Over the following week I remain indoors as much as possible. I invest in long baths and lots of scrubbing, and eventually my body returns to normal, after having the top five layers of skin removed.
Now, I am only left with the tan gloves. The product has sunk into every nook and cranny, every dry piece of skin had absorbed the mousse like a sponge. Eventually I am forced to leave the house. My mom takes me to shop for Christmas presents, but for the life of me, I cannot face giving the Typo cashier my card. What will she think of my mahogany hands?
After drawing the process out, I spot the boyfriend of one of my friends. We aren’t close. We have only hung out once or twice. But that day, I trusted him with my debit card pin, purely to avoid the horror of anyone else seeing my hands.
On the way home from the ordeal, my mom has one final stop: her friend’s house. She promises that she is just dropping off flowers and that we “won’t go in”. She lied. Her friend insists we come in and my mother (who is generally lovely but this one time was quite evil) agreed. After hysterical laughter from both her and her children, I spend the tea date with my hands in a bucket of Milton’s, which she hopes will gently bleach away the tan.

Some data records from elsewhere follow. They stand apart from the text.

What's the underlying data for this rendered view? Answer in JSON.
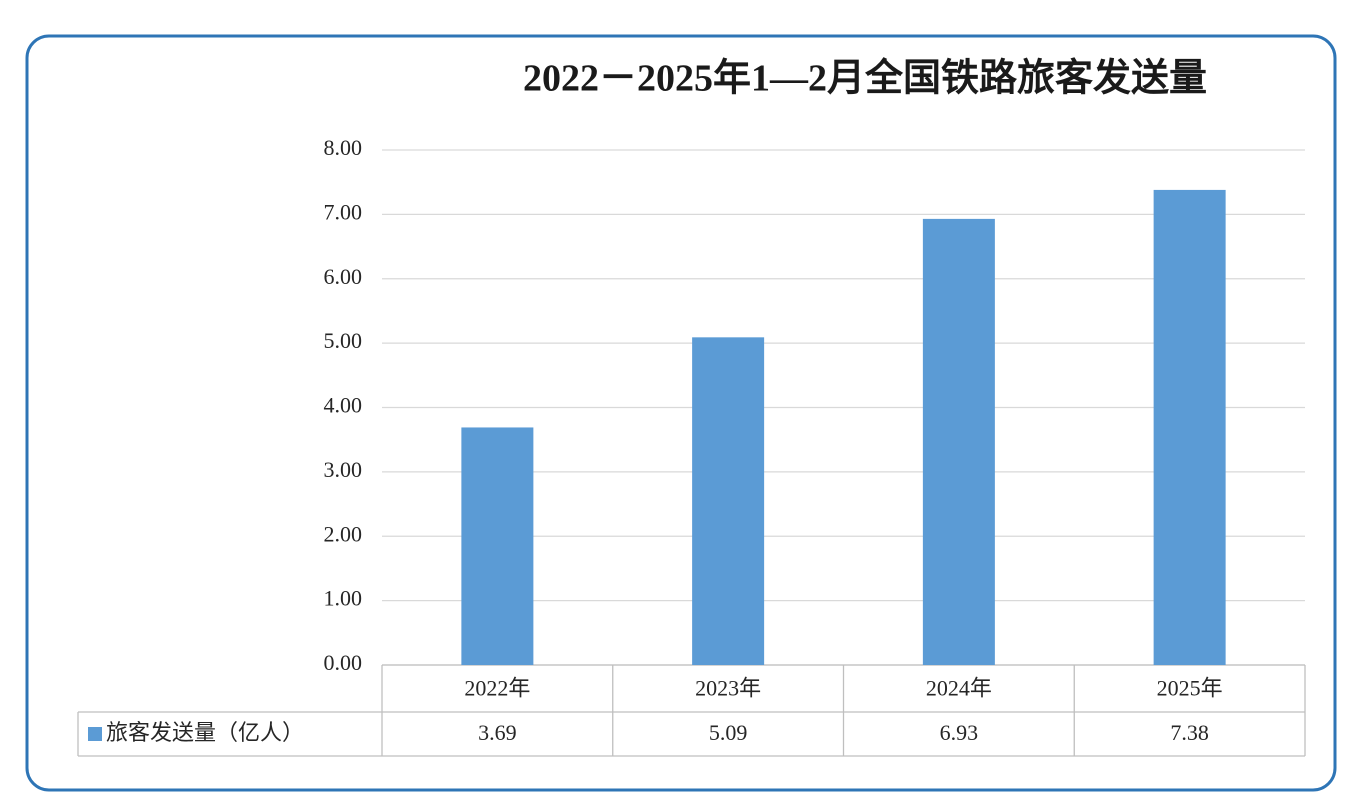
{
  "chart_data": {
    "type": "bar",
    "title": "2022－2025年1—2月全国铁路旅客发送量",
    "categories": [
      "2022年",
      "2023年",
      "2024年",
      "2025年"
    ],
    "series": [
      {
        "name": "旅客发送量（亿人）",
        "color": "#5b9bd5",
        "values": [
          3.69,
          5.09,
          6.93,
          7.38
        ]
      }
    ],
    "ylim": [
      0,
      8
    ],
    "yticks": [
      {
        "value": 0,
        "label": "0.00"
      },
      {
        "value": 1,
        "label": "1.00"
      },
      {
        "value": 2,
        "label": "2.00"
      },
      {
        "value": 3,
        "label": "3.00"
      },
      {
        "value": 4,
        "label": "4.00"
      },
      {
        "value": 5,
        "label": "5.00"
      },
      {
        "value": 6,
        "label": "6.00"
      },
      {
        "value": 7,
        "label": "7.00"
      },
      {
        "value": 8,
        "label": "8.00"
      }
    ],
    "grid": true,
    "data_table": true
  }
}
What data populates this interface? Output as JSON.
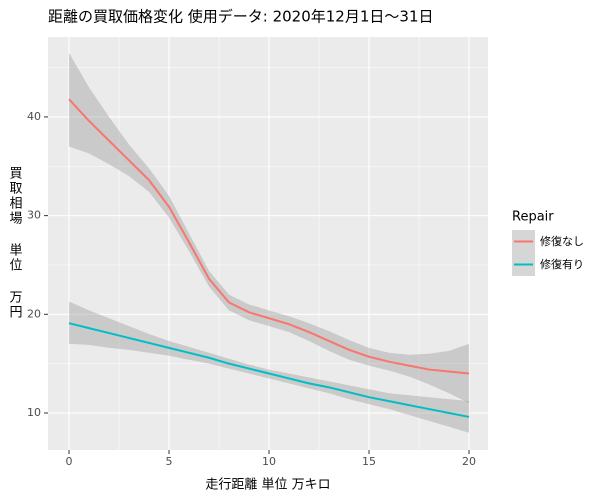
{
  "chart_data": {
    "type": "smooth",
    "title": "距離の買取価格変化 使用データ: 2020年12月1日～31日",
    "x_label": "走行距離 単位 万キロ",
    "y_label": "買取相場 単位 万円",
    "legend_title": "Repair",
    "grid": true,
    "band_color": "#999999",
    "x": [
      0,
      1,
      2,
      3,
      4,
      5,
      6,
      7,
      8,
      9,
      10,
      11,
      12,
      13,
      14,
      15,
      16,
      17,
      18,
      19,
      20
    ],
    "xlim": [
      -1.05,
      20.95
    ],
    "xticks": [
      0,
      5,
      10,
      15,
      20
    ],
    "ylim": [
      6.25,
      48.1
    ],
    "yticks": [
      10,
      20,
      30,
      40
    ],
    "series": [
      {
        "name": "修復なし",
        "color": "#F8766D",
        "values": [
          41.8,
          39.6,
          37.6,
          35.6,
          33.6,
          30.9,
          27.3,
          23.6,
          21.2,
          20.2,
          19.6,
          19.0,
          18.2,
          17.3,
          16.4,
          15.7,
          15.2,
          14.8,
          14.4,
          14.2,
          14.0
        ],
        "upper": [
          46.5,
          43.0,
          40.0,
          37.2,
          34.8,
          32.0,
          28.2,
          24.4,
          22.0,
          21.0,
          20.4,
          19.8,
          19.1,
          18.3,
          17.4,
          16.6,
          16.1,
          15.9,
          16.0,
          16.3,
          17.0
        ],
        "lower": [
          37.0,
          36.3,
          35.2,
          34.0,
          32.4,
          29.8,
          26.4,
          22.8,
          20.4,
          19.4,
          18.8,
          18.2,
          17.3,
          16.3,
          15.4,
          14.8,
          14.3,
          13.7,
          12.9,
          12.0,
          11.0
        ]
      },
      {
        "name": "修復有り",
        "color": "#00BFC4",
        "values": [
          19.1,
          18.6,
          18.1,
          17.6,
          17.1,
          16.6,
          16.1,
          15.6,
          15.0,
          14.5,
          14.0,
          13.5,
          13.0,
          12.6,
          12.1,
          11.6,
          11.2,
          10.8,
          10.4,
          10.0,
          9.6
        ],
        "upper": [
          21.3,
          20.4,
          19.6,
          18.8,
          18.0,
          17.3,
          16.7,
          16.1,
          15.5,
          14.9,
          14.4,
          14.0,
          13.6,
          13.2,
          12.8,
          12.4,
          12.0,
          11.8,
          11.6,
          11.4,
          11.2
        ],
        "lower": [
          17.0,
          16.9,
          16.6,
          16.4,
          16.1,
          15.8,
          15.4,
          15.0,
          14.5,
          14.0,
          13.5,
          13.0,
          12.5,
          12.0,
          11.4,
          10.9,
          10.4,
          9.8,
          9.2,
          8.6,
          8.0
        ]
      }
    ]
  }
}
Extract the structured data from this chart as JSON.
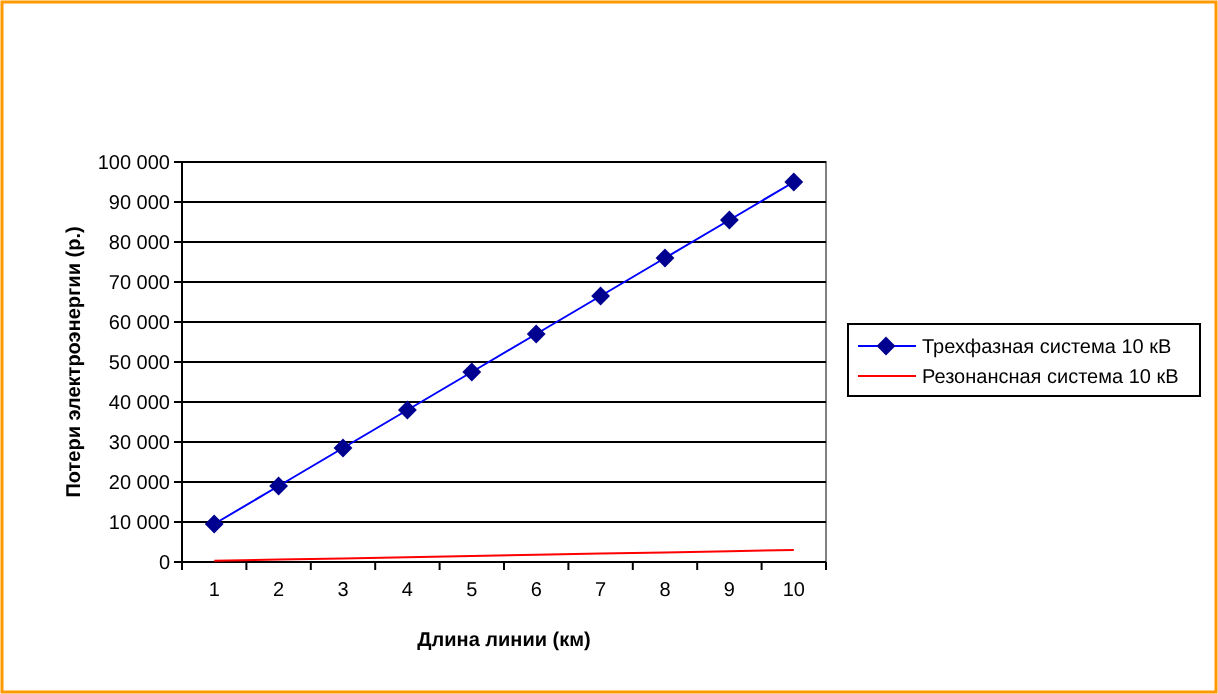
{
  "chart_data": {
    "type": "line",
    "xlabel": "Длина линии (км)",
    "ylabel": "Потери электроэнергии (р.)",
    "categories": [
      "1",
      "2",
      "3",
      "4",
      "5",
      "6",
      "7",
      "8",
      "9",
      "10"
    ],
    "series": [
      {
        "name": "Трехфазная система 10 кВ",
        "color": "#0000ff",
        "marker": "diamond",
        "values": [
          9500,
          19000,
          28500,
          38000,
          47500,
          57000,
          66500,
          76000,
          85500,
          95000
        ]
      },
      {
        "name": "Резонансная система 10 кВ",
        "color": "#ff0000",
        "marker": "none",
        "values": [
          300,
          600,
          900,
          1200,
          1500,
          1800,
          2100,
          2400,
          2700,
          3000
        ]
      }
    ],
    "ylim": [
      0,
      100000
    ],
    "yticks": [
      {
        "value": 0,
        "label": "0"
      },
      {
        "value": 10000,
        "label": "10 000"
      },
      {
        "value": 20000,
        "label": "20 000"
      },
      {
        "value": 30000,
        "label": "30 000"
      },
      {
        "value": 40000,
        "label": "40 000"
      },
      {
        "value": 50000,
        "label": "50 000"
      },
      {
        "value": 60000,
        "label": "60 000"
      },
      {
        "value": 70000,
        "label": "70 000"
      },
      {
        "value": 80000,
        "label": "80 000"
      },
      {
        "value": 90000,
        "label": "90 000"
      },
      {
        "value": 100000,
        "label": "100 000"
      }
    ],
    "grid": "y",
    "legend": "right"
  }
}
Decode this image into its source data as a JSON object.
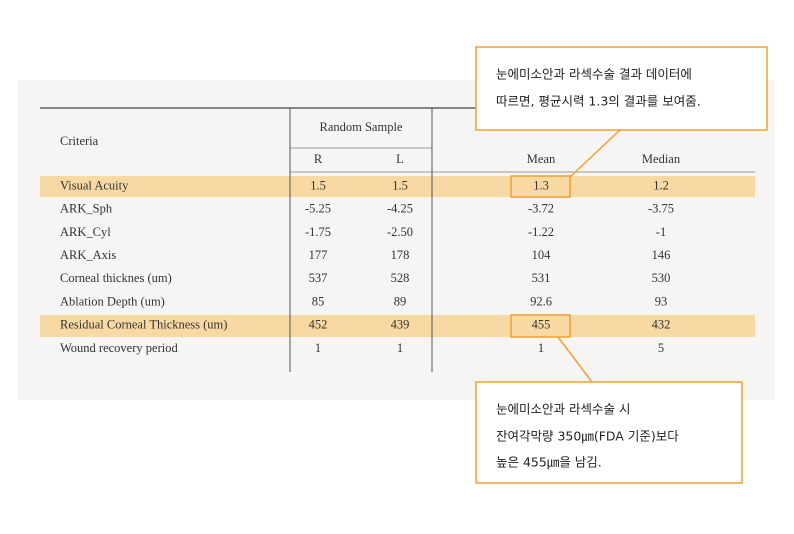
{
  "table": {
    "header": {
      "criteria": "Criteria",
      "group": "Random Sample",
      "columns": [
        "R",
        "L",
        "Mean",
        "Median"
      ]
    },
    "rows": [
      [
        "Visual Acuity",
        "1.5",
        "1.5",
        "1.3",
        "1.2"
      ],
      [
        "ARK_Sph",
        "-5.25",
        "-4.25",
        "-3.72",
        "-3.75"
      ],
      [
        "ARK_Cyl",
        "-1.75",
        "-2.50",
        "-1.22",
        "-1"
      ],
      [
        "ARK_Axis",
        "177",
        "178",
        "104",
        "146"
      ],
      [
        "Corneal thicknes (um)",
        "537",
        "528",
        "531",
        "530"
      ],
      [
        "Ablation Depth (um)",
        "85",
        "89",
        "92.6",
        "93"
      ],
      [
        "Residual Corneal Thickness (um)",
        "452",
        "439",
        "455",
        "432"
      ],
      [
        "Wound recovery period",
        "1",
        "1",
        "1",
        "5"
      ]
    ]
  },
  "callouts": [
    {
      "lines": [
        "눈에미소안과 라섹수술 결과 데이터에",
        "따르면, 평균시력 1.3의 결과를 보여줌."
      ]
    },
    {
      "lines": [
        "눈에미소안과 라섹수술 시",
        "잔여각막량 350㎛(FDA 기준)보다",
        "높은 455㎛을 남김."
      ]
    }
  ]
}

Plot twist: it doesn’t. Eventually I end up having to use a pumice stone (the foot scrubby stone) to REMOVE THE SKIN ON MY HANDS in order to finally be rid of the Caribbean Tan curse.
Years later, I have perfected my tanning routine to now only look slightly bronzy when I wake up, and I always tan in steps, preferring it to be too light than too dark. But it took many months for me to have the heart to try again after that incident. I suspect it will take years for my family to stop tormenting me about that day though.